Como está observando todo o desenrolar da questão da crise de água. Com
todas as informações e alertas, as pessoas realmente estão mais conscientes? Houve
mudança no comportamento?

Não há crise da água, mas crise de água. A
água não está em crise, nós sim. Quanto às informações e alertas, imagino que
esteja se referindo à mídia e às autoridades governamentais e da Copasa, elas
pouco adiantam, pois são falsas. Eles dizem que “a culpa é do nosso banho”, mas
não foi isso que fez a água sumir. Nem a pouca chuva deste ano. O IGAM (SEMAD)
agiu politicamente sem nenhuma estrutura técnica e nesta irresponsabilidade
distribuiu outorgas de água às cegas, de forma maternal, às mineradoras, indústria
e agro negócio em detrimento a previsão que não tinham de garantir o
abastecimento humano e dessedentação animal, as prioridades legais. A água
sumiu porque as empresas tiveram autorização para retirar água de rios e de
poços artesianos, sem serem fiscalizadas pelo estado e sem ter que pagar nada,
só o simbólico preço de R$ 0,00001 por litro, do que declaram usar. Alguns
“pagam” mais, R$ 0,000028 por litro. Foi essa retirada que deixou vazios os
reservatórios da Copasa. Por que exigir então mudança de comportamento dos usos
domésticos? Por que implicar com quem lava calçada ou quintais? O governo não
disse uma palavra aos setores que consomem mais de 80% da água retirada da
natureza e ameaça aumentar as taxas e multar os usos domésticos. Isso é abuso de
poder e um absurdo.

Mesmo com as últimas chuvas a realidade dos rios e reservatórios não
mudou. Quais as perspectivas para esse ano? O que podemos esperar? A crise é
realmente somente de chuvas?

As outorgas não foram declaradas em questão
para serem revistas. Nenhuma palavra o governo estadual dirigiu ao abuso
econômico do uso das águas, nem qualquer controle do volume usado ou cobrança
de pagamento efetivo.  A escassez não se
dá pela pouca chuva de um ou outro ano, assim como não se pode atribuir às chuvas
mais caudalosas de um dia ou semana a ocorrência de inundações. São eventos
previsíveis na natureza, são ciclos climáticos, que exigem respostas
preventivas no planejamento urbano e rural. A chuva não pode pagar o pato, ela
é apenas a gota d’ água. Podemos e devemos estar preparados para longas chuvas
torrenciais assim como períodos de maior estiagem.

Recentemente foi lançado
junto à sociedade o movimento “A culpa não é do meu banho”. O que quiseram
alertar com esse movimento. Há outros culpados?

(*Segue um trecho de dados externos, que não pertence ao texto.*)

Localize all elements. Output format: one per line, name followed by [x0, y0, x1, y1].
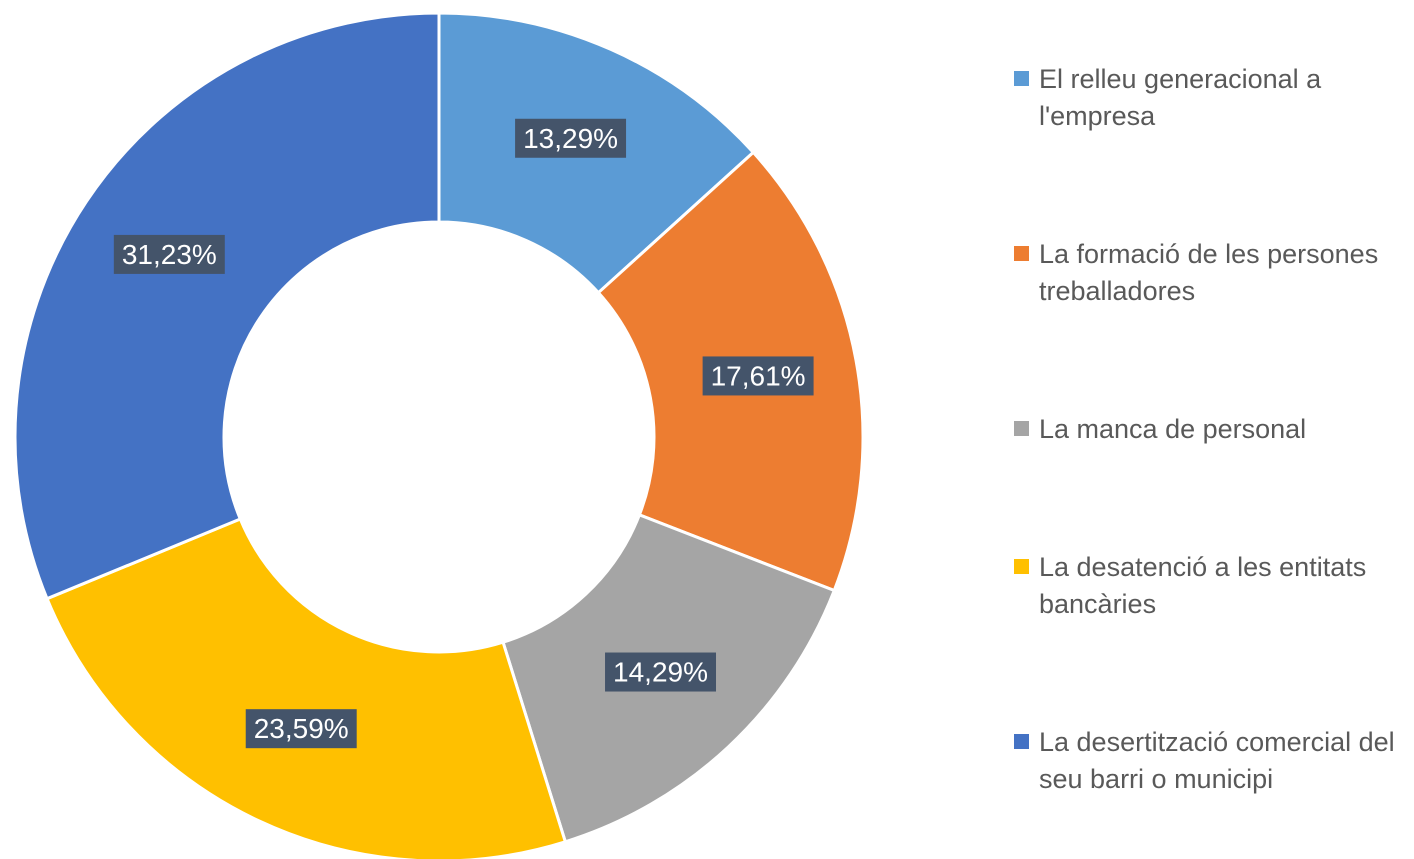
legend-label: La formació de les persones treballadore…: [1039, 238, 1379, 306]
legend-item: La desertització comercial del seu barri…: [1010, 724, 1414, 798]
value-label: 14,29%: [613, 657, 708, 688]
label-box: [605, 652, 717, 692]
legend-item: El relleu generacional a l'empresa: [1010, 61, 1414, 135]
legend-item: La desatenció a les entitats bancàries: [1010, 549, 1414, 623]
legend-swatch: [1014, 734, 1029, 750]
legend-swatch: [1014, 245, 1029, 261]
slice: [13, 11, 441, 601]
legend-item: La manca de personal: [1010, 411, 1414, 448]
legend-swatch: [1014, 559, 1029, 575]
legend: El relleu generacional a l'empresa La for…: [1010, 0, 1414, 859]
data-label: 14,29%: [605, 652, 717, 692]
label-box: [245, 709, 357, 749]
value-label: 23,59%: [254, 713, 349, 744]
value-label: 31,23%: [122, 239, 217, 270]
legend-label: El relleu generacional a l'empresa: [1039, 63, 1322, 131]
legend-label: La manca de personal: [1039, 413, 1307, 444]
data-label: 13,29%: [515, 118, 627, 158]
legend-swatch: [1014, 420, 1029, 436]
data-label: 17,61%: [702, 356, 814, 396]
chart: 13,29% 17,61% 14,29% 23,59% 31,23%: [13, 11, 865, 859]
legend-label: La desertització comercial del seu barri…: [1039, 727, 1395, 795]
legend-item: La formació de les persones treballadore…: [1010, 236, 1414, 310]
data-label: 31,23%: [113, 234, 225, 274]
legend-label: La desatenció a les entitats bancàries: [1039, 552, 1367, 620]
value-label: 17,61%: [711, 360, 806, 391]
value-label: 13,29%: [523, 123, 618, 154]
legend-swatch: [1014, 70, 1029, 86]
label-box: [515, 118, 627, 158]
label-box: [702, 356, 814, 396]
slice: [45, 517, 568, 859]
label-box: [113, 234, 225, 274]
data-label: 23,59%: [245, 709, 357, 749]
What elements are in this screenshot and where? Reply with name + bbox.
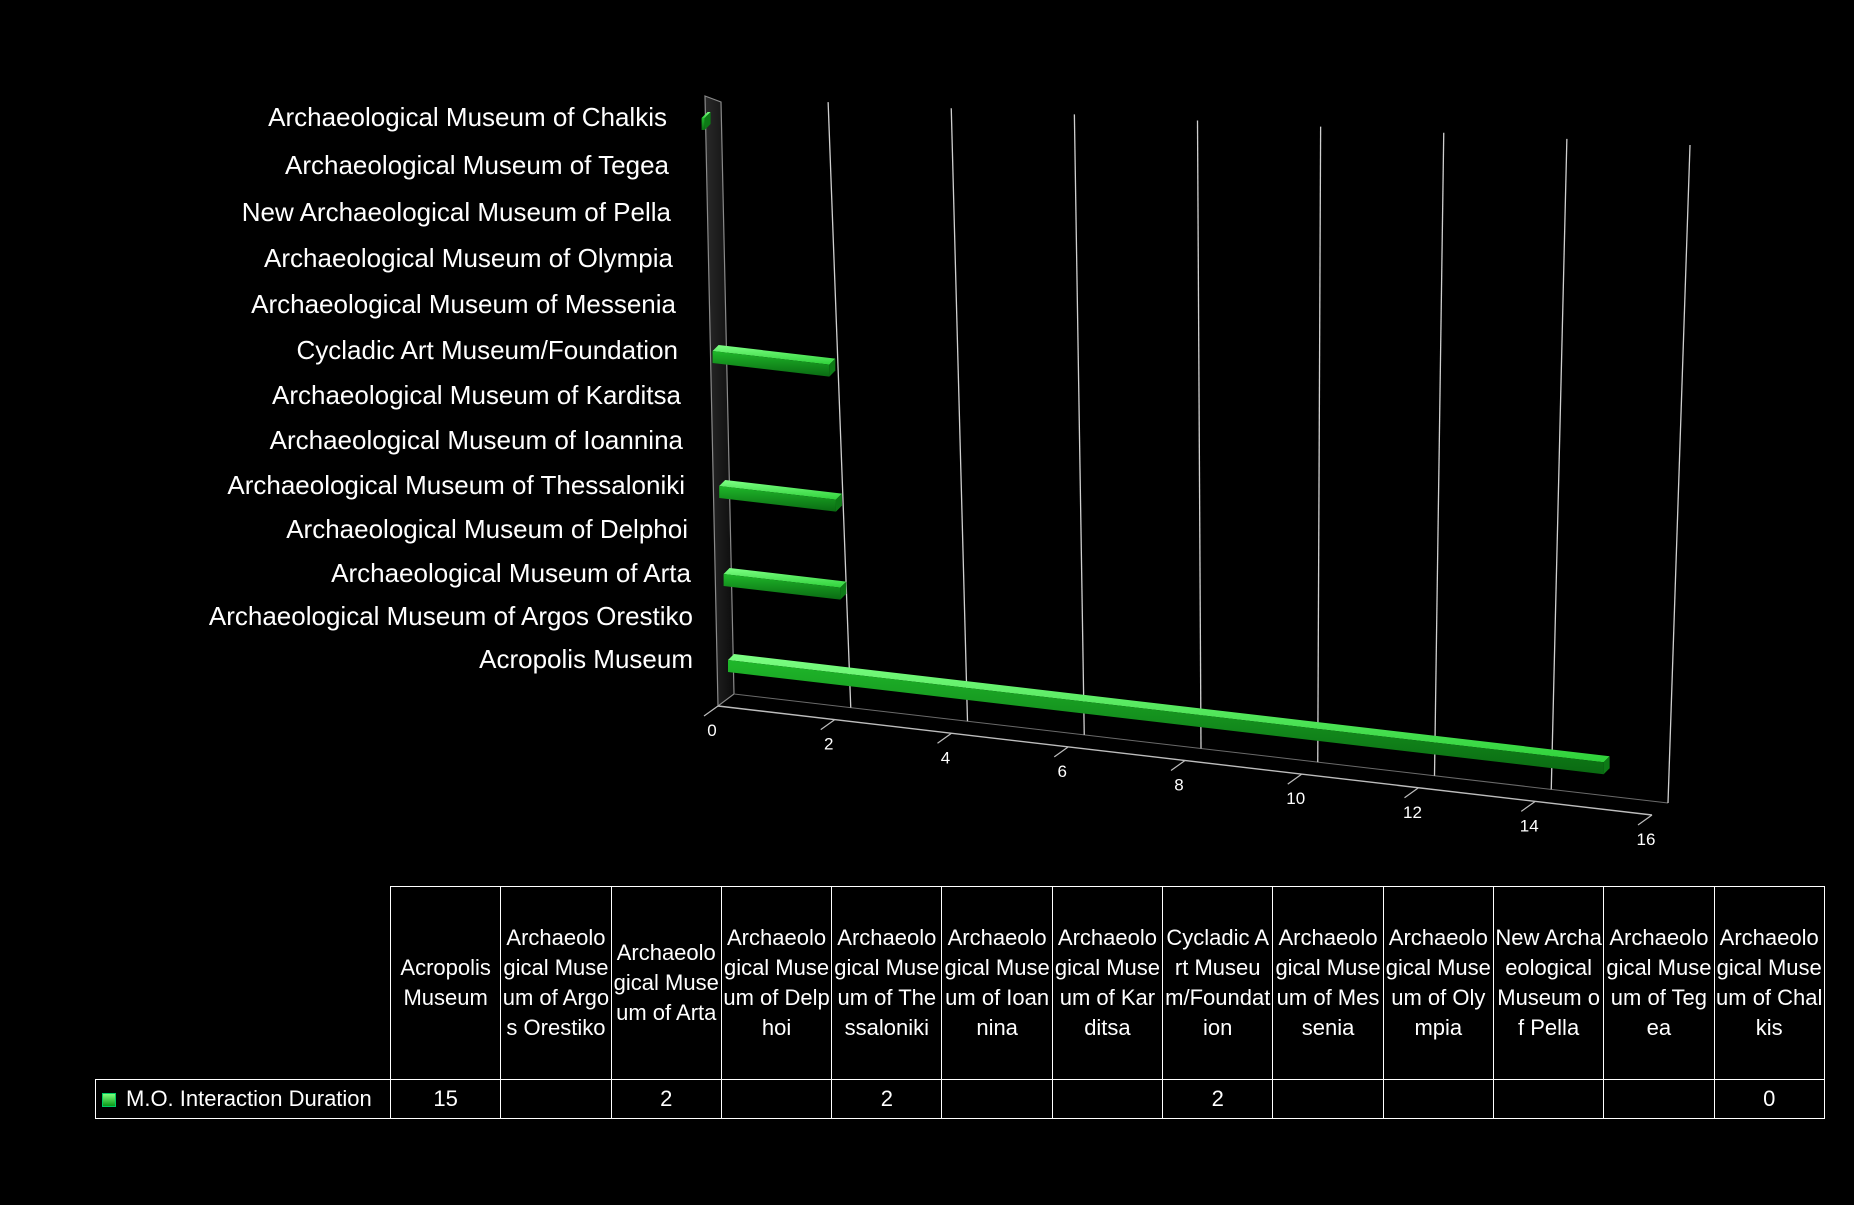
category-label: Archaeological Museum of Karditsa: [272, 380, 682, 410]
gridline: [1073, 114, 1085, 735]
x-tick-label: 8: [1174, 776, 1183, 795]
gridline: [950, 108, 969, 722]
legend-swatch-icon: [102, 1093, 116, 1108]
data-table-value-cell: [1382, 1079, 1494, 1119]
bar: [701, 112, 711, 130]
data-table-value-cell: 2: [831, 1079, 943, 1119]
legend-entry: M.O. Interaction Duration: [95, 1079, 391, 1119]
x-tick-mark: [1287, 773, 1303, 785]
data-table-header-cell: Acropolis Museum: [389, 886, 502, 1080]
data-table-header-cell: Archaeological Museum of Olympia: [1382, 886, 1494, 1080]
gridline: [1196, 120, 1202, 749]
bar-front-face: [701, 118, 705, 130]
bar-front-face: [723, 574, 841, 600]
bar-top-face: [701, 112, 711, 118]
data-table-header-cell: Cycladic Art Museum/Foundation: [1162, 886, 1274, 1080]
bar-top-face: [719, 480, 842, 500]
data-table-value-cell: 2: [1162, 1079, 1274, 1119]
data-table-header-cell: Archaeological Museum of Tegea: [1603, 886, 1715, 1080]
data-table-value-cell: [1051, 1079, 1164, 1119]
bar-end-face: [1603, 756, 1610, 775]
gridlines: [827, 102, 1691, 804]
x-tick-mark: [1170, 760, 1186, 771]
x-axis-ticks: 0 2 4 6 8 10 12 14 16: [703, 705, 1656, 849]
data-table-value-row: M.O. Interaction Duration 15 2 2 2 0: [95, 1079, 1825, 1119]
data-table-value-cell: 0: [1713, 1079, 1825, 1119]
x-tick-label: 14: [1520, 816, 1539, 835]
gridline: [1317, 126, 1322, 763]
data-table-value-cell: [500, 1079, 612, 1119]
category-label: New Archaeological Museum of Pella: [242, 197, 672, 227]
bar: [728, 654, 1610, 775]
category-label: Acropolis Museum: [479, 644, 693, 674]
x-tick-label: 12: [1403, 803, 1422, 822]
data-table-value-cell: 15: [389, 1079, 502, 1119]
x-tick-mark: [820, 719, 836, 731]
data-table-value-cell: [941, 1079, 1053, 1119]
data-table-value-cell: [1492, 1079, 1605, 1119]
bar-end-face: [704, 112, 711, 130]
data-table-header-cell: Archaeological Museum of Arta: [610, 886, 722, 1080]
data-table-header-cell: Archaeological Museum of Argos Orestiko: [500, 886, 612, 1080]
category-label: Archaeological Museum of Arta: [331, 558, 691, 588]
category-label: Archaeological Museum of Olympia: [264, 243, 673, 273]
category-label: Archaeological Museum of Delphoi: [286, 514, 688, 544]
data-table-header-cell: New Archaeological Museum of Pella: [1492, 886, 1605, 1080]
x-tick-mark: [1404, 787, 1419, 799]
data-table-corner: [95, 886, 391, 1080]
category-label: Archaeological Museum of Thessaloniki: [227, 470, 685, 500]
category-label: Archaeological Museum of Argos Orestiko: [209, 601, 693, 631]
gridline: [1667, 144, 1691, 804]
bar-top-face: [712, 345, 836, 365]
x-tick-mark: [1053, 746, 1069, 758]
gridline: [1433, 132, 1445, 776]
bars: [701, 112, 1610, 775]
data-table-header-cell: Archaeological Museum of Thessaloniki: [831, 886, 943, 1080]
bar-top-face: [728, 654, 1610, 763]
bar: [712, 345, 836, 377]
data-table-value-cell: 2: [610, 1079, 722, 1119]
bar: [723, 568, 847, 600]
x-tick-mark: [703, 705, 719, 717]
data-table-header-cell: Archaeological Museum of Messenia: [1272, 886, 1384, 1080]
data-table: Acropolis Museum Archaeological Museum of…: [95, 886, 1825, 1119]
data-table-value-cell: [720, 1079, 833, 1119]
data-table-header-cell: Archaeological Museum of Karditsa: [1051, 886, 1164, 1080]
bar-end-face: [829, 358, 836, 377]
category-label: Archaeological Museum of Ioannina: [270, 425, 684, 455]
bar: [719, 480, 842, 512]
category-label: Archaeological Museum of Tegea: [285, 150, 670, 180]
data-table-value-cell: [1272, 1079, 1384, 1119]
gridline: [1550, 138, 1568, 790]
x-tick-mark: [1637, 814, 1653, 826]
data-table-header-row: Acropolis Museum Archaeological Museum of…: [95, 886, 1825, 1080]
side-wall: [704, 95, 735, 708]
category-label: Archaeological Museum of Chalkis: [268, 102, 667, 132]
bar-front-face: [719, 486, 836, 512]
x-tick-label: 6: [1058, 762, 1067, 781]
x-tick-label: 2: [824, 735, 833, 754]
data-table-header-cell: Archaeological Museum of Chalkis: [1713, 886, 1825, 1080]
x-tick-label: 10: [1286, 789, 1305, 808]
bar-end-face: [835, 493, 842, 512]
category-label: Cycladic Art Museum/Foundation: [296, 335, 678, 365]
x-tick-label: 0: [707, 721, 716, 740]
x-tick-mark: [937, 732, 952, 744]
x-tick-label: 16: [1637, 830, 1656, 849]
legend-label: M.O. Interaction Duration: [126, 1086, 372, 1111]
x-tick-label: 4: [941, 748, 950, 767]
gridline: [827, 102, 852, 708]
category-labels: Acropolis Museum Archaeological Museum of…: [209, 102, 693, 674]
bar-front-face: [712, 351, 830, 377]
bar-front-face: [728, 660, 1604, 775]
category-label: Archaeological Museum of Messenia: [251, 289, 676, 319]
data-table-header-cell: Archaeological Museum of Delphoi: [720, 886, 833, 1080]
data-table-header-cell: Archaeological Museum of Ioannina: [941, 886, 1053, 1080]
bar-end-face: [840, 581, 847, 600]
bar-top-face: [723, 568, 847, 588]
data-table-value-cell: [1603, 1079, 1715, 1119]
x-tick-mark: [1520, 800, 1536, 812]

Nas suas entrevistas, o governo
estadual ocultou propositalmente da sociedade que mais de 80% do consumo que há
das águas retiradas da natureza pelas outorgas (legais embora quase sempre às
cegas) e “outorgas” (quanto à retirada é selvagem), são consumidas pelo setor
econômico, que não é fiscalizado, nem paga. Dois pesos e duas medidas,
comprometendo o uso prioritário definido em lei. Assim há escassez e ameaças ao
consumo doméstico enquanto o setor econômico não tem suas outorgas revistas
numa rediscussão do que receberam maternalmente.

Hoje se debate muito a
diferença entre políticas de governo e governança. Falta ou faltou governança
no país em relação à gestão dos recursos hídricos?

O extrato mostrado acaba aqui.